The University of California is ending its policy of paying for carbon offsets, because they have discovered that ALL of them are fraudulent.
This is why we need a carbon tax rather than cap and trade. When money gets involved, fraud follows:
In the fall of 2018, the University of California (UC) tasked a team of researchers with identifying tree planting or similar projects from which it could confidently purchase carbon offsets that would reliably cancel out greenhouse gas emissions across its campuses.
The researchers found next to nothing.
“We took a look across the whole market and did deeper dives into project types we thought were more promising,” says Barbara Haya, director of the Berkeley Carbon Trading Project, housed within UC Berkeley’s Center for Environmental Public Policy, who led the effort. “And we came up almost empty.”
The findings helped prompt the entire university system to radically rethink its sustainability plans. In July, UC announced it would nearly eliminate the use of third-party offsets, charge each of its universities a carbon fee for ongoing pollution, and focus on directly cutting emissions across its campuses and health facilities.
Now the researchers are sharing the lessons they learned over the course of the project, in the hopes of helping other universities and organizations consider what role, if any, offsets should play in sustainability strategies, MIT Technology Review can report. On November 30, they will launch a website highlighting the array of problems they found, the strict standards they helped set for UC’s offset purchases, and the methods they developed for scrutinizing projects in voluntary carbon markets.
Spoiler: There are no non-corrupt carbon offsets, because the whole structure is criminogenic.
To quote Naked Capitalism, "If fraud can occur, it will already have occurred."
………
Students, faculty, and campus budget officers raised concerns about the institution’s plan to rely on and invest so heavily in such an unreliable climate tool. In response, the UC’s Carbon Neutrality Initiative set up the UC Carbon Abatement Committee, which worked with staff, students, and faculty from each campus to establish the institution’s purchasing standards and to identify the types of projects that could meet them. The initiative also provided funding for a dedicated research effort, led by Haya, exploring these questions.

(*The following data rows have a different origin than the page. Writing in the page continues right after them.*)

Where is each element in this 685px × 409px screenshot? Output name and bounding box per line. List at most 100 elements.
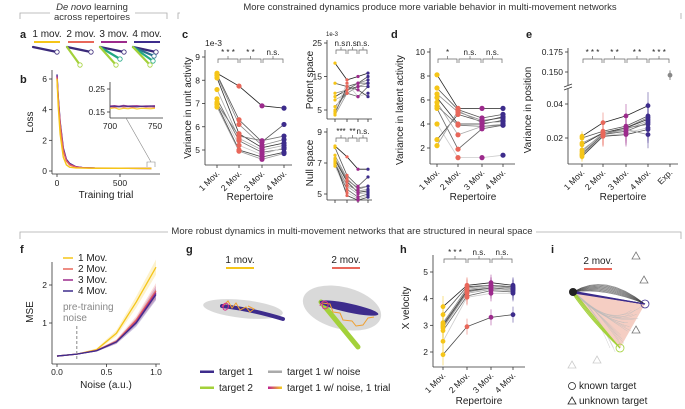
unknown-target-triangle-icon — [639, 275, 649, 284]
data-point-1Mov — [333, 110, 337, 114]
single-trial-trajectory — [221, 302, 229, 311]
data-point-3Mov — [356, 186, 360, 190]
network-line — [216, 104, 285, 158]
data-point-2Mov — [455, 155, 461, 161]
data-point-3Mov — [479, 123, 485, 129]
data-point-1Mov — [214, 86, 220, 93]
y-tick-label: 4 — [420, 119, 425, 129]
x-tick-label: 1 Mov. — [417, 167, 442, 192]
start-position — [569, 288, 577, 296]
movement-label: 4 mov. — [132, 29, 161, 40]
target-circle-icon — [147, 62, 153, 68]
known-target-circle-icon — [640, 299, 650, 309]
data-point-1Mov — [434, 121, 440, 127]
y-tick-label: 6 — [195, 122, 200, 132]
loss-line-1Mov — [56, 78, 152, 170]
data-point-2Mov — [345, 178, 349, 182]
data-point-1Mov — [440, 304, 446, 310]
target-2-trajectory — [574, 292, 621, 349]
data-point-4Mov — [281, 133, 287, 139]
network-line — [334, 165, 369, 200]
data-point-4Mov — [510, 286, 516, 292]
significance-label: * * — [633, 48, 641, 57]
legend-swatch — [268, 386, 282, 389]
axis-break-mark — [563, 83, 573, 91]
data-point-3Mov — [479, 105, 485, 111]
data-point-2Mov — [455, 111, 461, 117]
data-point-4Mov — [366, 184, 370, 188]
network-line — [436, 97, 504, 125]
data-point-2Mov — [455, 132, 461, 138]
y-axis-label: Potent space — [305, 50, 316, 109]
data-point-2Mov — [236, 148, 242, 154]
significance-label: * * * — [586, 48, 600, 57]
network-line — [436, 87, 504, 119]
y-tick-label: 9 — [317, 127, 322, 137]
network-line — [216, 103, 285, 142]
data-point-1Mov — [333, 153, 337, 157]
x-tick-label: 3 Mov. — [242, 168, 267, 193]
network-line — [216, 74, 285, 143]
data-point-2Mov — [236, 117, 242, 123]
y-tick-label: 5 — [195, 145, 200, 155]
data-point-1Mov — [333, 91, 337, 95]
annotation-text: pre-training — [63, 302, 114, 313]
known-target-circle-icon — [615, 343, 625, 353]
legend-swatch — [200, 386, 214, 389]
header-robust: More robust dynamics in multi-movement n… — [171, 226, 532, 237]
network-line — [436, 110, 504, 146]
reach-trajectory — [131, 45, 152, 67]
y-axis-label: Loss — [25, 111, 36, 132]
y-tick-label: 5 — [423, 267, 428, 277]
network-line — [436, 74, 503, 109]
data-point-2Mov — [345, 84, 349, 89]
significance-bracket — [437, 56, 458, 63]
data-point-2Mov — [345, 173, 349, 177]
network-line — [334, 158, 369, 189]
unknown-target-triangle-icon — [567, 360, 577, 369]
target-circle-icon — [113, 62, 119, 68]
network-line — [216, 77, 285, 149]
y-tick-label: 4 — [42, 105, 47, 115]
x-axis-label: Repertoire — [227, 192, 274, 203]
data-point-1Mov — [333, 61, 337, 65]
data-point-3Mov — [356, 84, 360, 89]
significance-bracket — [217, 56, 239, 63]
data-point-3Mov — [356, 74, 360, 79]
data-point-3Mov — [356, 189, 360, 193]
network-line — [581, 105, 649, 137]
legend-label: target 2 — [219, 383, 253, 394]
data-point-4Mov — [281, 145, 287, 151]
target-circle-icon — [88, 49, 94, 55]
network-line — [334, 147, 369, 187]
target-circle-icon — [54, 49, 60, 55]
header-constrained: More constrained dynamics produce more v… — [243, 2, 617, 13]
network-line — [334, 86, 369, 107]
significance-label: n.s. — [335, 39, 348, 48]
data-point-4Mov — [366, 74, 370, 79]
data-point-4Mov — [500, 114, 506, 120]
y-tick-label: 2 — [423, 347, 428, 357]
network-line — [442, 287, 514, 327]
data-point-4Mov — [366, 78, 370, 82]
panel-letter: i — [551, 244, 554, 256]
x-axis-label: Repertoire — [456, 396, 503, 407]
single-trial-trajectory — [319, 300, 329, 310]
target-circle-icon — [117, 56, 123, 62]
target-circle-icon — [150, 58, 156, 64]
data-point-2Mov — [600, 132, 606, 138]
significance-label: n.s. — [473, 248, 486, 257]
data-point-4Mov — [366, 167, 370, 171]
data-point-4Mov — [500, 105, 506, 111]
data-point-1Mov — [579, 135, 585, 141]
y-tick-label: 9 — [195, 52, 200, 62]
data-point-4Mov — [500, 122, 506, 128]
x-tick-label: 1 Mov. — [423, 370, 448, 395]
y-tick-label: 6 — [42, 74, 47, 84]
y-tick-label: 0.04 — [546, 99, 563, 109]
data-point-3Mov — [356, 198, 360, 202]
target-1-trajectory — [575, 292, 646, 305]
reach-trajectory — [98, 45, 126, 54]
y-tick-label: 8 — [195, 75, 200, 85]
inset-x-tick-label: 700 — [103, 121, 117, 131]
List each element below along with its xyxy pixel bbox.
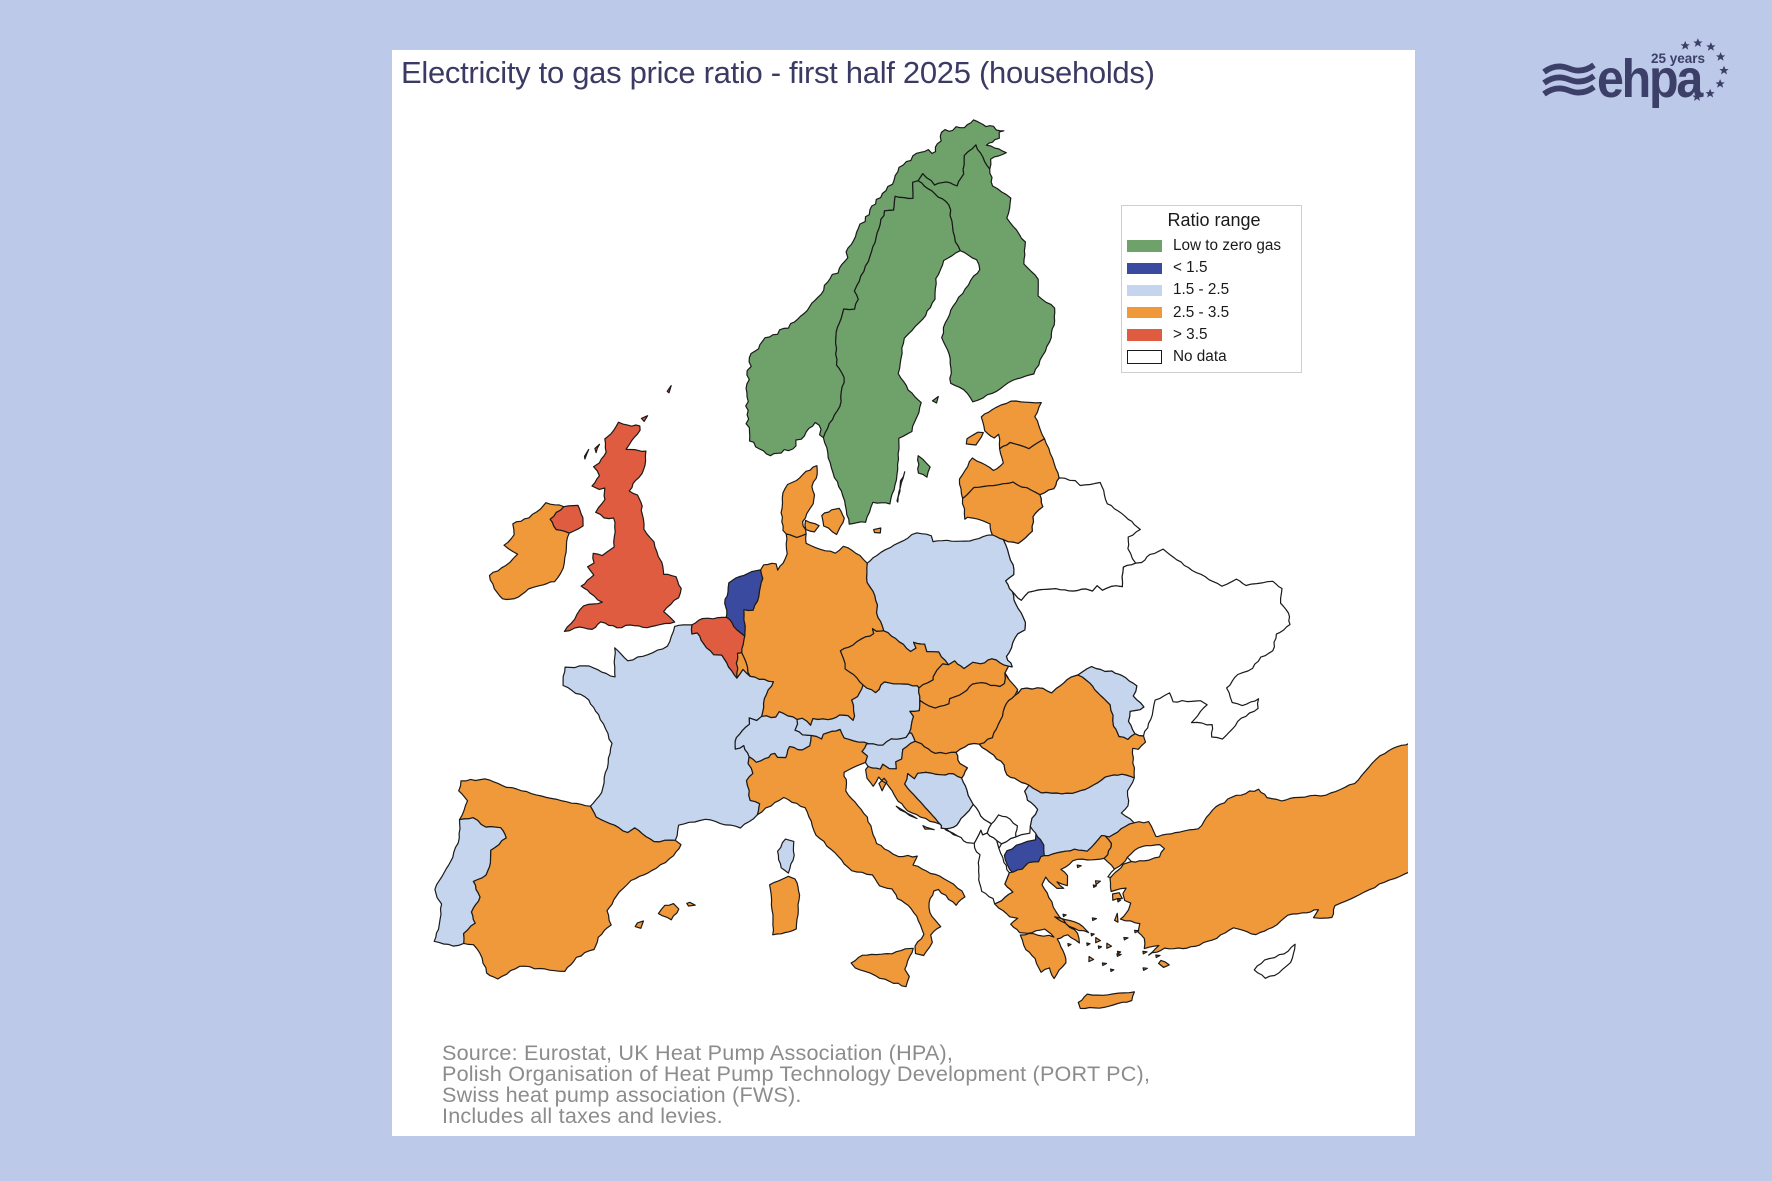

But finding projects that met even the basic standards of reliability proved so difficult that the researchers ultimately drew a larger lesson from the work, says Camille Kirk, who was previously the director of sustainability at UC Davis and co-directed the research effort along with staff at the UC Office of the President.
“You can’t buy your way out of this,” says Kirk, now head of sustainability at the
J. Paul Getty Trust, one of the world’s richest arts institutions. “Ultimately, it’s just better if you invest in yourself, invest in your infrastructure, and do the direct work on decarbonization.”
The structure and incentives in carbon offsets are even more corrupt, and more corrupting, than those in the cryptocurrency "industry."
Corruption and looting is not a bug, it is a feature of so-called "Market based solutions". to societal problems that actually require government action.
It's the damn Chicago parking meter deal all over again.